Over the years, the Flat Chat column and website has told some high-rise horror stories. Some are hilarious, others are horrendous.
Here’s a selection of the best of the worst and how they might have been avoided. Confession: This contribution to the AFR has appeared in various forms elsewhere, so if you think you’ve read these stories before, you probably have. Oh, and that’s my cat.
The Cat Litter Lady
An apartment block didn’t allow pets, so the cat-loving owner kept her cat a secret, even flushing the cat litter down the toilet. Unfortunately, cat litter often stops when it hits a bend – then starts to build up.

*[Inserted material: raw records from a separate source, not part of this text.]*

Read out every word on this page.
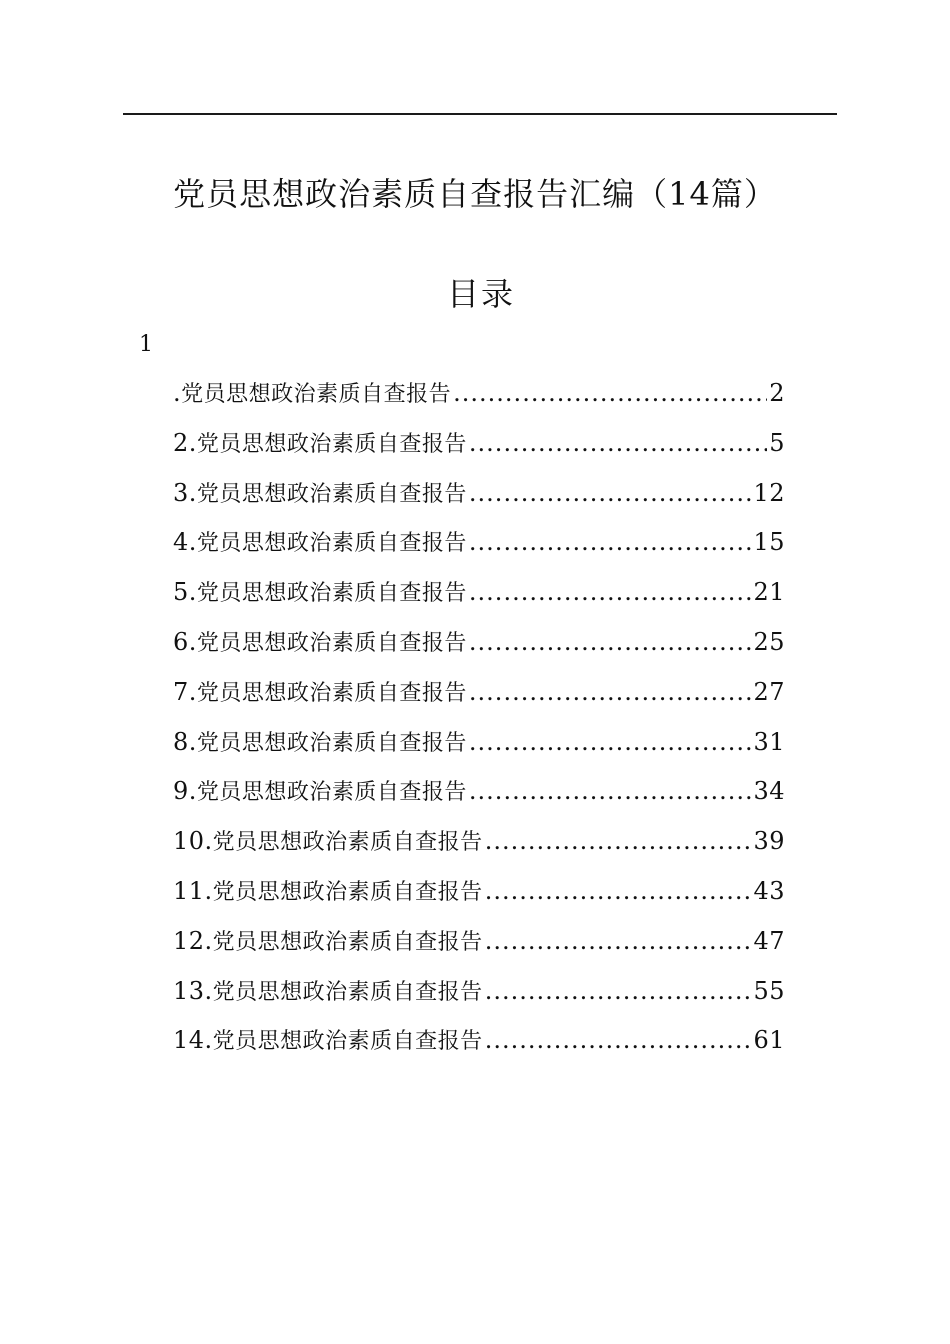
党员思想政治素质自查报告汇编（14篇）
目录
1
.党员思想政治素质自查报告 .....	2
2.党员思想政治素质自查报告 .....	5
3.党员思想政治素质自查报告 .....	12
4.党员思想政治素质自查报告 .....	15
5.党员思想政治素质自查报告 .....	21
6.党员思想政治素质自查报告 .....	25
7.党员思想政治素质自查报告 .....	27
8.党员思想政治素质自查报告 .....	31
9.党员思想政治素质自查报告 .....	34
10.党员思想政治素质自查报告 .....	39
11.党员思想政治素质自查报告 .....	43
12.党员思想政治素质自查报告 .....	47
13.党员思想政治素质自查报告 .....	55
14.党员思想政治素质自查报告 .....	61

Three floors of the prestige building were flooded with raw sewage before managers could get people in the upper 40 storeys to stop flushing their toilets while they fixed it.
How this could have been avoided: One answer would have been to have allowed pets (with restrictions). Keeping animals out of unit blocks is very, very old-fashioned these days.
Wired for Sound
A DIY enthusiast cut his surround-sound speakers into his lounge-room wall to maximise the space saved by his new wall-mounted flat screen TV.
Unfortunately, it was a dividing wall and the neighbours were far from impressed by the booms and rumbles of his action movies.
How this could have been avoided: Every apartment block should have a handbook that it gives to new residents, explaining in simple language aspects of strata living that may not be obvious, especially to the hard of thinking.
A wedding party booked an apartment online for the weekend, for changing clothes and billeting guests after the reception. One groomsman chose a fire sprinkler head to hang his suit on while he showered, activating the sprinkler system in all the rooms.
He rushed to the concierge, dressed only in a towel and locking the keys in the apartment. Several flats and one lift shaft were flooded before the water could be turned off.
How this could have been avoided: Don’t allow weekend holiday lets in a residential apartment block. It really is as simple as that.
A new owner moved into a block and immediately drove neighbours mad, playing his TV and music full tilt all night. When a committee member knocked on his door to get him to quieten down he was outraged.
“But I own this place,” he said. He thought by-laws only applied to tenants.
How this could have been avoided: Again, a residents’ handbook would explain in simple terms who has to follow which rules – and the consequences if they don’t.
The complaints of damp in a ceiling led building managers through ever wetter units to an upstairs flat where astonished managers discovered the owner had blocked the drains on the balcony to flood it and turn it into a fishpond.
How this could have been avoided: Dumb residents aside, what’s remarkable about this is how long it took neighbours to complain that their floors and ceilings were getting progressively wetter.
Nobody likes a whinger but waiting for someone else to speak up when there’s an obvious problem is beyond pathetic.